I opened my mouth the other day and something really ungracious came out. I realized it immediately and reminded myself, also out loud, that God’s grace for me has been unending. I, too, have behaved in ugly, hurtful ways and yet, He loves me. I need to extend that grace.
Sometimes my memory isn’t the greatest, but when I have been wronged, my memory is amazing. I can remember the circumstances, the emotions, the damage. It can put me on a sad path. Surely others I have known over my lifetime can remember my hurtful and selfish behavior that has impacted them. Maybe I am even someone they need to re-forgive on a regular basis.
In my ungracious moments, I need to remember that I took this situation to God and I gave it to Him. I asked him to help me see that person as broken, in need of forgiveness, and to help me not get stuck in a cycle of anger and resentment over the circumstances. I may have already walked through the process of forgiveness but some vestiges have hung on. I need to loosen the grip of my justification for my anger and forgive again.
The trouble is, these are some of the things I don’t seem to forget. Remembering and walking through the steps of forgiveness and God’s provision in the process help me remember that I, too, have hurt others deeply and it keeps me honest about my own need for forgiveness. Every day I need to be reminded that I need of a Savior washed clean by Baptismal grace.
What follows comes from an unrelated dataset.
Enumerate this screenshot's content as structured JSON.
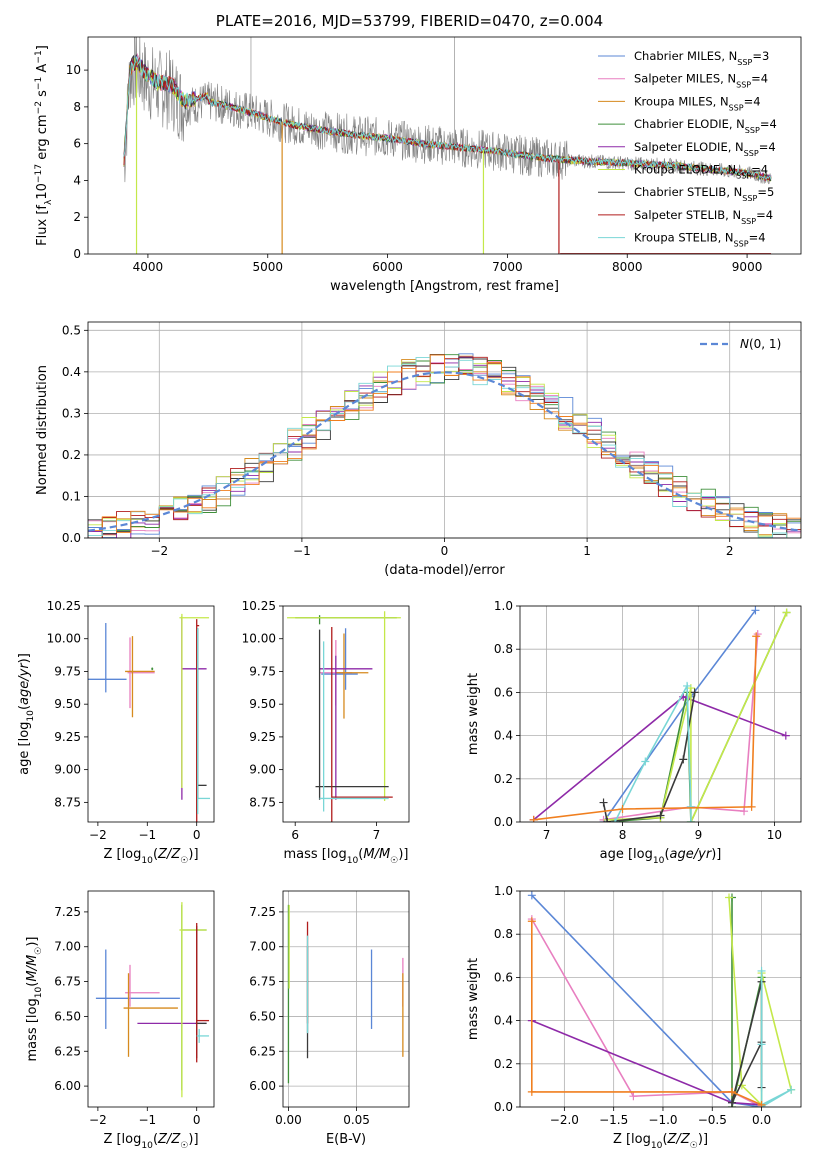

I am not proud of my ugly moments, but they serve a greater purpose. My mouth speaks what my heart is holding onto. And it is important for God’s Word to shine in my heart and change me, and my responses.
For the mouth speaks what the heart is full of. 35 A good man brings good things out of the good stored up in him, and an evil man brings evil things out of the evil stored up in him. [Matthew 12:34b-35, NIV]
An interesting thought from author Seth Godin today:
You made my day
When your day gets made, how long does it last? A made day–is that different from a normal day?
Perhaps it would be more accurate to call it a made hour or, if we’re going to be quite truthful, a made minute.
When something bad happens, we can revisit the humiliation and anxiety for months. But the good stuff, if we don’t work at it, can pass right by.
We get what we remember, and we remember what we focus on.
May God bless you as you come to terms with your own sin and forgiveness as you process unforgiveness you may harbor against others!